Rose Slowe

Rose Slowe

Prosecutes and defends serious crime.





Bar Practitioner Training Course, graduated July 2016 with an award of Very Competent.


Postgraduate: LLM Law Masters in Human Rights with Merit, graduated February 2015.
Undergraduate: LLB Law Degree with First Class Honours, graduated July 2013.

Overview of Practice

Since commencing practice, Rose has prosecuted and defended with great success in the Magistrates’, Youth and Crown Courts. This has encompassed a diverse range of cases, including theft and burglary, fraud, drug offences, domestic violence and other violent crime. Rose is also often privately instructed to defend driving matters, in which she has successfully advanced both Special Reasons and Exceptional Hardship arguments.

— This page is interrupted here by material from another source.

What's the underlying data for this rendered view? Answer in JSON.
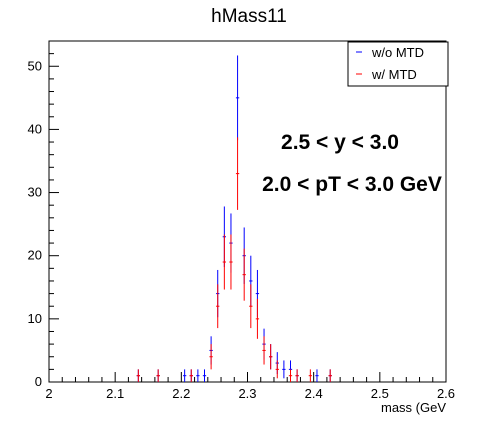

Outside of crime, Rose has represented the Home Office and the Director of Border Revenue, as well as private claimants, in contested condemnation and cash forfeiture proceedings. She has also acted pro bono in a successful Article 8 ECHR appeal, heard in the Immigration Appeal Tribunal, and has appeared in the Employment Tribunal for the Free Representation Unit.

During her Pupillage, Rose assisted Mukul Chawla QC and Henrietta Paget prosecute two separate lengthy 5-handed murder trials at the Old Bailey. She also assisted the successful prosecution and defence of a variety of other serious cases, including GBH and multi-complainant sexual offences, and was instructed as a Noting Junior on an 11-handed serial sexual grooming trial at Oxford Crown Court. Rose also assisted with a number of Judicial Review cases in the High Court and various criminal appeals before the Court of Appeal. Further, she participated in the Law Commission consultation on the new Sentencing Code.

Rose also practices in an academic capacity. Prior to her career at the Bar, she was an Honorary Research Fellow at the University of Bristol Law School. Rose is widely published in relation to matters of law pertaining to the UK’s relationship with both the Council of Europe and the European Union, with particular focus on reviewing the legality of the Brexit process in relation to which she has been interviewed repeatedly on national radio. As a result of one particular publication – S. Greer and R. Slowe, ‘The Conservatives’ Proposals for a British Bill of Rights: Mired in Muddle Misconception and Misrepresentation?’ (2015) European Human Rights Law Review, p.370-81 – Rose was invited, by Human Rights Watch, to be a panel member in a Parliamentary debate on whether the Human Rights Act was fit for purpose.

Most significantly, prior to commencing Pupillage, Rose co-authored a book on European Human Rights Law with Professors Greer and Gerards, which was published by Cambridge University Press in March 2018: S. Greer, J. Gerards and R. Slowe, ‘Human Rights in the Council of Europe and European Union: Achievements Trends and Challenges’, Cambridge Studies in Law and Policy (Cambridge University Press, 2018). This “excellent and important” monograph has been praised as a “a major, timely and welcome contribution to the literature on European human rights law” and “one of the first comprehensive book-length studies of Europe’s two principal human rights systems, a valuable resource for those interested in the broader picture of human rights in Europe”. In April 2018, Rose and her co-authors were invited to lecture about the thesis of their book at various Ivy League universities in the United States.